As Persíades são a chuva de estrelas mais conhecida para os amantes da observação do céu. O seu nome está inspirado na palavra Perseu, que não é mais do que a designação da constelação donde parece nascer esta chuva de estrelas, ou seja de nordeste.

José Robalo – «Páginas Interiores»Este espectáculo pode ser observado todos os anos entre 25 de Julho e 18 de Agosto, sendo que atinge o seu apogeu na noite de 12 para 13 de Agosto, com a passagem do cometa, sendo ainda visíveis nesta época do ano, os planetas Vénus, Marte e Saturno.
O concelho do Sabugal é um território privilegiado para que nos possamos deleitar com este espectáculo da natureza. No passado mês de Agosto aproveitei o céu limpo para numa dessas noites fazer a pé o trajecto que liga a Ruvina a Aldeia da Dona, para me encontrar com o meu amigo Joaquim Borregana, o artista plástico Kim Prisu.
Aldeia da Dona é uma anexa da freguesia da Nave, já com pouca gente, mas com uma associação local muito activa e empenhada em ressuscitar as tradições da aldeia, os usos e costumes dos nossos avós, dando-lhes visibilidade. Esta actividade é tanto mais meritória quando é desenvolvida por jovens que de regresso às origens tentam compreender os seus atavismos.
O viajante que passar por Aldeia da Dona fica extasiado com o talento patente nas diferentes esculturas que se encontram espalhadas pela aldeia, retratando a vida do campo árdua e milenar dos nossos antepassados, esculturas que recuperam materiais da lavoura, que de outra forma teriam como destino o esquecimento e o lixo.
Kim Prisu, numa conversa animada relata-me como tudo surgiu: «Pretendi com o amigo A.L. Tony, criar uma escultura que funcionasse como valorização sedentária naquele lugar específico, uma obra cuja plástica está no seu presente e nos olhos interiores da memória dos habitantes de Aldeia da Dona onde nascemos e que deixámos para ir para a França, onde regressávamos no Verão.»

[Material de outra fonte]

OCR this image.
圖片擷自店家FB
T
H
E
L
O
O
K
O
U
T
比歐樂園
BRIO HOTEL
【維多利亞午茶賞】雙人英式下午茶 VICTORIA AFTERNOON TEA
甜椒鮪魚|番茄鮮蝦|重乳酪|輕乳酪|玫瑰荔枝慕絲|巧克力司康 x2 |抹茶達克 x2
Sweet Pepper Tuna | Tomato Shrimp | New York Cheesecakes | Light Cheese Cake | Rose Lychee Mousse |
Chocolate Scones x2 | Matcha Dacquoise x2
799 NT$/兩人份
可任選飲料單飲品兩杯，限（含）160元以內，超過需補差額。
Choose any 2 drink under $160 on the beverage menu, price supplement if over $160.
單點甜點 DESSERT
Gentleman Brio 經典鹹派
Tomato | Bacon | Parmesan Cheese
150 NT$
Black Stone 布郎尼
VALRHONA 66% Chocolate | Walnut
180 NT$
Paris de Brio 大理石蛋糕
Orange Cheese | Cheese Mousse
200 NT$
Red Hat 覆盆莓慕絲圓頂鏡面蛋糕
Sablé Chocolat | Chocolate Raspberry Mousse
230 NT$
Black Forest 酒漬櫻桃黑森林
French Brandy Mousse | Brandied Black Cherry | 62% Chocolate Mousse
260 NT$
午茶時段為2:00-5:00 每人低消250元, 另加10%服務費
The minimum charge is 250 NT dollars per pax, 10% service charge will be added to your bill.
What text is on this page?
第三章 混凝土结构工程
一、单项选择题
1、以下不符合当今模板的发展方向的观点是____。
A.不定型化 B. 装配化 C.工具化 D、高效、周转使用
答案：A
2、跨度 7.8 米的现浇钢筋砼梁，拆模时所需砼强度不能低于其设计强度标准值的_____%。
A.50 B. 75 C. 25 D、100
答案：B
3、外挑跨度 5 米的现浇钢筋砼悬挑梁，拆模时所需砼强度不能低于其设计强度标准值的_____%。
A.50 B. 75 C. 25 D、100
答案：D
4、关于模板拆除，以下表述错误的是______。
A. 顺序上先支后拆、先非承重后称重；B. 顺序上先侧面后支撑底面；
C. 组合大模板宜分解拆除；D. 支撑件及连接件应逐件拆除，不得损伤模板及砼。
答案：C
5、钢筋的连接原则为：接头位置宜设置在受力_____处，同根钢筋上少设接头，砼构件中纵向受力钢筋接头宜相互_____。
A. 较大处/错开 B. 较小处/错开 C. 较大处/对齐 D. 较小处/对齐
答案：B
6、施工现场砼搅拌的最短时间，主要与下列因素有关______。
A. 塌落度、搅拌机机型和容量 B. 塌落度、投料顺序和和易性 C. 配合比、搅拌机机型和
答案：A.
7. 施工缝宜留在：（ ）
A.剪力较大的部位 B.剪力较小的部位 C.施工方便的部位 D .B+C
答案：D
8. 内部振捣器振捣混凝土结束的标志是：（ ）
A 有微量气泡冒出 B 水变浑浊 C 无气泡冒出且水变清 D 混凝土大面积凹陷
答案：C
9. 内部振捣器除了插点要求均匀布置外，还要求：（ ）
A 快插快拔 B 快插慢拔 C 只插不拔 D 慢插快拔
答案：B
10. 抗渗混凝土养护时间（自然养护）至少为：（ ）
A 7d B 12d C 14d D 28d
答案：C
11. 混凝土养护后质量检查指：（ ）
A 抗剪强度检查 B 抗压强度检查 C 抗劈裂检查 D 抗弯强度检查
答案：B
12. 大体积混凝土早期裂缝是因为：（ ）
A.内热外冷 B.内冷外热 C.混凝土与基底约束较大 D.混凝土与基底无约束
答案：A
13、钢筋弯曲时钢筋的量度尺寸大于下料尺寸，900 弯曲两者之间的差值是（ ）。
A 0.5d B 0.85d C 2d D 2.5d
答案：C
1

Kim Prisu em Aldeia da Dona«Com estes trabalhos que reflectem as memórias da infância a que acresce o que tinha aprendido da expressão plástica, quis homenagear, e criar um ponto de referência para a nossa memória colectiva, de um passado ainda tão próximo, mas em via de extinção.»
Este trabalho torna Aldeia da Dona numas das aldeias com maior riqueza cultural em espaço rural, um museu a céu aberto, trabalho que poderia e deveria ser divulgado como ponto de atracção turística e pedagógica, mas que teimosamente continua abandonado e desprezado por quem tem a incumbência de o fazer.
Diz Kim Prisu: «O lavrador feito com ferros agrícolas, foi a primeira escultura a ser feita, uma representação simples, gráfica, em três dimensões.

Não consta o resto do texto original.